Inorganic Route To Growth
According to Chopra, this inorganic route of acquisitions has helped the company achieve scale in markets where it was losing out to local competition due to limited knowledge about the market, or in some cases, where the startup acquired brought in some interesting technology or functionality that’s relevant for the time.
“We recently acquired a company in the US — BCV out of Chicago — a social media management and strategy company helping hotels utilise social media to innovate brand experiences for customers. We are able to attract a lot of business from hotels in Asia due to this capability. And we expect hotels to provide a higher level of personalised service thanks to these insights.”
RateGain has now grown to over 700 people, with the majority based in the Noida office, which is one of nine global offices it currently operates out of. “In a lot of ways, we are creating history at RateGain because we are the only company in this vertical from India. And the market is changing. I would say there is a lot of millennial spending happening in aspirational travel.
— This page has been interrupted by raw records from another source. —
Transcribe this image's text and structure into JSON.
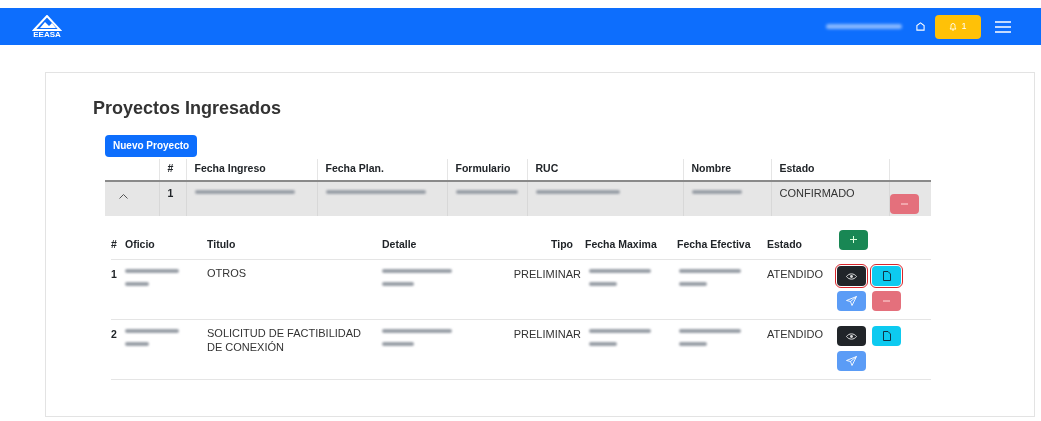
{
  "navbar": {
    "logo_text": "EEASA",
    "notification_count": "1"
  },
  "page": {
    "title": "Proyectos Ingresados",
    "new_button": "Nuevo Proyecto"
  },
  "projects_table": {
    "columns": [
      "#",
      "Fecha Ingreso",
      "Fecha Plan.",
      "Formulario",
      "RUC",
      "Nombre",
      "Estado"
    ],
    "rows": [
      {
        "expanded": true,
        "number": "1",
        "estado": "CONFIRMADO",
        "details": {
          "columns": [
            "#",
            "Oficio",
            "Titulo",
            "Detalle",
            "Tipo",
            "Fecha Maxima",
            "Fecha Efectiva",
            "Estado"
          ],
          "rows": [
            {
              "number": "1",
              "titulo": "OTROS",
              "tipo": "PRELIMINAR",
              "estado": "ATENDIDO",
              "actions": [
                {
                  "kind": "view",
                  "highlighted": true
                },
                {
                  "kind": "file",
                  "highlighted": true
                },
                {
                  "kind": "send",
                  "highlighted": false
                },
                {
                  "kind": "delete",
                  "highlighted": false
                }
              ]
            },
            {
              "number": "2",
              "titulo": "SOLICITUD DE FACTIBILIDAD DE CONEXIÓN",
              "tipo": "PRELIMINAR",
              "estado": "ATENDIDO",
              "actions": [
                {
                  "kind": "view",
                  "highlighted": false
                },
                {
                  "kind": "file",
                  "highlighted": false
                },
                {
                  "kind": "send",
                  "highlighted": false
                }
              ]
            }
          ]
        }
      }
    ]
  }
}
And we can capitalise on this for our hotel partners around the world given our knowledge of the Indian traveller.”
Joining India’s SaaS Unicorn Club?
While the global market has always been more rewarding for many Indian SaaS startups such as Zoho, Freshworks, Icertis and others, RateGain is now vying for a larger share of the revenue from the Indian market. “I think we could be doing a lot more in India because this whole market has woken up through the internet and ecommerce.”
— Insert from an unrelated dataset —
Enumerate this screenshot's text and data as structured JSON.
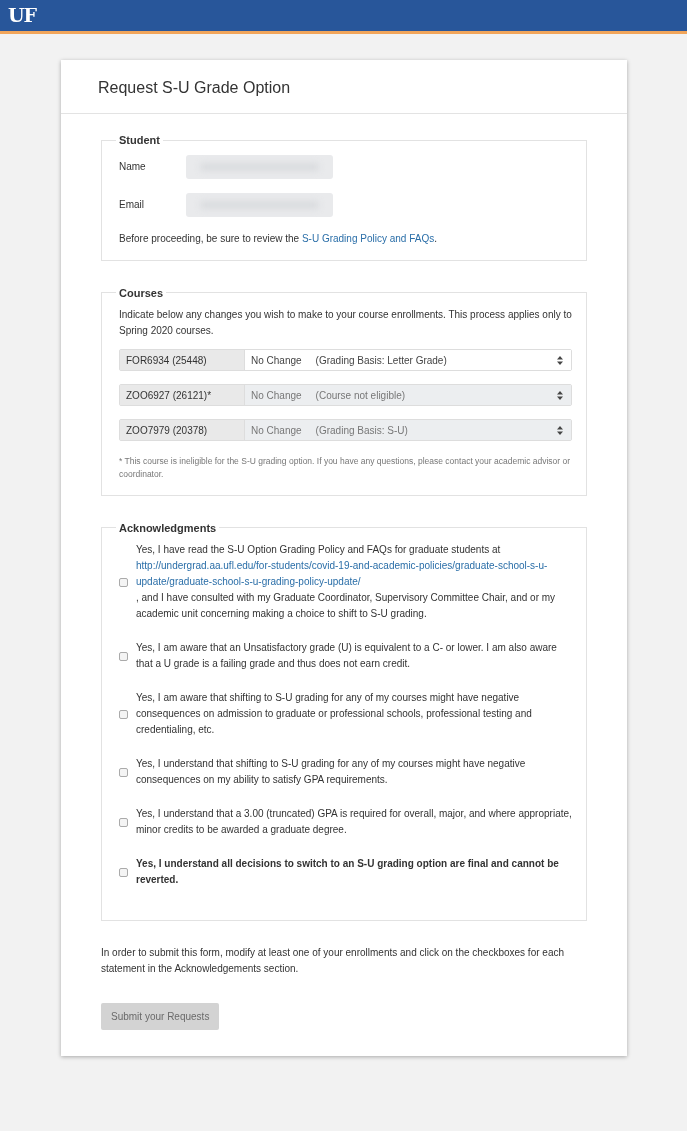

Over the past few years, Indian business operations have transitioned from traditional to digital. In addition to the market-driven changes, a proactive push towards digitisation from the government has catalysed the formal and informal economy. And this is where SaaS products focussed around digitising businesses have become a major interest area for startups in the enterprise tech sector. In Q3 2019, a total of $409 Mn in funding was raised by 25 unique startups in this sector, according to analysis by DataLabs by Inc42.
In particular, Al/ML-based SaaS products such as RateGain as well as marketing automation tools which RateGain is integrating made up 32% of the total funded startups in the most recent quarter i.e. Q3 2019.
Chopra believes that as tech adoption grows further RateGain will be able to gain more traction in the Indian market as well. As of now, with budget hotels dominated by the likes of OYO and larger hotels in India looking primarily at direct sale, there’s not much of a culture or appetite for the travel SaaS solution that RateGain offers yet.
We are here to create products that help drive more value to our clients. We want to continue to do that. Any milestone is momentary and relative to the opportunity. We have miles to go.
The company has been growing at about 60% y-o-y in terms of the annual revenue, and is on track to cross $100 Mn in revenue by the end of the year. And Chopra is confident of reaching a billion-dollar valuation with that revenue return, and joining the unicorn club by 2020.
The CEO added that RateGain’s ultimate focus is on creating opportunities for all stakeholders and the company’s ambition is to become the most valuable player in the B2b travel and hospitality segment. “As we keep working, we are learning more and more about what we can do, and that’s the exciting part, and it shapes our milestones.”